Kepada yang Mengalir

Apa kau tetap ingin menjadi air yang terus mengalir?
Mengalir sesukamu.
Mengikuti arus kemana membawamu pergi.
Tanpa tujuan.

Tidak mengapa jika kau tetap ingin mengalir.
Namun, apa kau akan membiarkan kontaminan mencemarimu?
Sampai kapan kau terus mengalir?

Jika kau membiarkan tercemar, bagaimana kau bisa bertahan menjaga kejernihanmu?
Itu akan merugikanmu.
Kau akan menjadi sumber daya yang tidak berdaya.
Tidak berguna untuk keberadaanmu.

Bahkan, jika kau terus mengalir tanpa tujuan kau akan merugikan sekitarmu.

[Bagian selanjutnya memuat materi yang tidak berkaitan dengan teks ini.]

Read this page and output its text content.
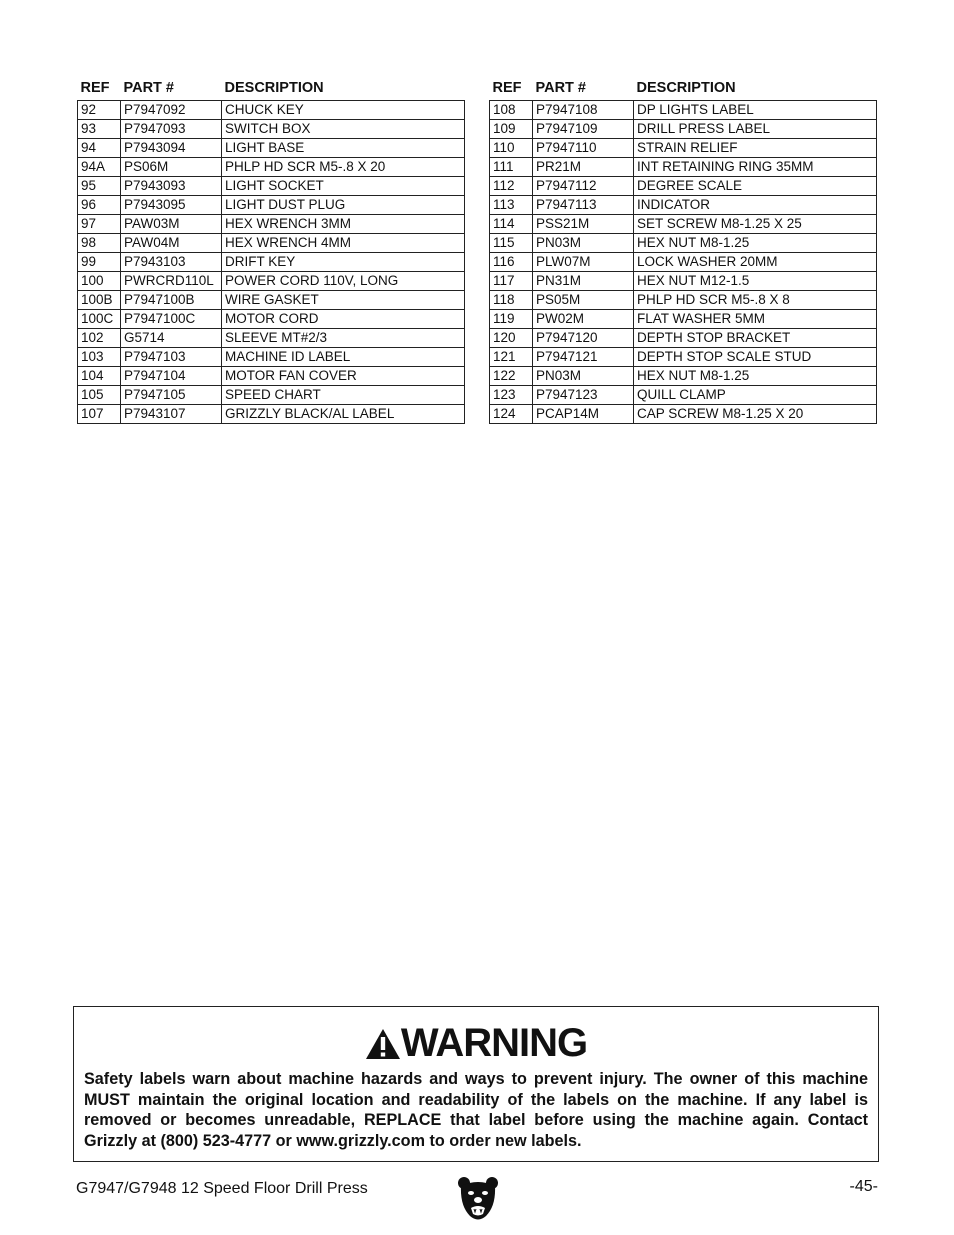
REF	PART #	DESCRIPTION
92	P7947092	CHUCK KEY
93	P7947093	SWITCH BOX
94	P7943094	LIGHT BASE
94A	PS06M	PHLP HD SCR M5-.8 X 20
95	P7943093	LIGHT SOCKET
96	P7943095	LIGHT DUST PLUG
97	PAW03M	HEX WRENCH 3MM
98	PAW04M	HEX WRENCH 4MM
99	P7943103	DRIFT KEY
100	PWRCRD110L	POWER CORD 110V, LONG
100B	P7947100B	WIRE GASKET
100C	P7947100C	MOTOR CORD
102	G5714	SLEEVE MT#2/3
103	P7947103	MACHINE ID LABEL
104	P7947104	MOTOR FAN COVER
105	P7947105	SPEED CHART
107	P7943107	GRIZZLY BLACK/AL LABEL
REF	PART #	DESCRIPTION
108	P7947108	DP LIGHTS LABEL
109	P7947109	DRILL PRESS LABEL
110	P7947110	STRAIN RELIEF
111	PR21M	INT RETAINING RING 35MM
112	P7947112	DEGREE SCALE
113	P7947113	INDICATOR
114	PSS21M	SET SCREW M8-1.25 X 25
115	PN03M	HEX NUT M8-1.25
116	PLW07M	LOCK WASHER 20MM
117	PN31M	HEX NUT M12-1.5
118	PS05M	PHLP HD SCR M5-.8 X 8
119	PW02M	FLAT WASHER 5MM
120	P7947120	DEPTH STOP BRACKET
121	P7947121	DEPTH STOP SCALE STUD
122	PN03M	HEX NUT M8-1.25
123	P7947123	QUILL CLAMP
124	PCAP14M	CAP SCREW M8-1.25 X 20
WARNING
Safety labels warn about machine hazards and ways to prevent injury. The owner of this machine MUST maintain the original location and readability of the labels on the machine. If any label is removed or becomes unreadable, REPLACE that label before using the machine again. Contact Grizzly at (800) 523-4777 or www.grizzly.com to order new labels.
G7947/G7948 12 Speed Floor Drill Press	-45-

Tidakkah kau lelah jika terus mengalir tanpa tujuan?
Kemana kau akan mengalir?
Sampai kapan jika tanpa tujuan?
Tidak lelahkah kau air?
Tidak inginkah kau bermuara?
Menjadi air yang berdaya guna..
Bagimu dan bagi kehidupan sekitarmu.

Bermuaralah..

menjadi sungai,
menjadi pantai,
menjadi laut,
atau bahkan lautan.. yang jika terkontaminasi kejernihanmu tetap terjaga..

Ya ! kau harus menjadi salah satu dari muara tersebut..
sehingga akan jelas siapa dirimu,

Mintalah kepada Sang Maha Penciptamu, agar kau dijadikan-Nya sebuah muara.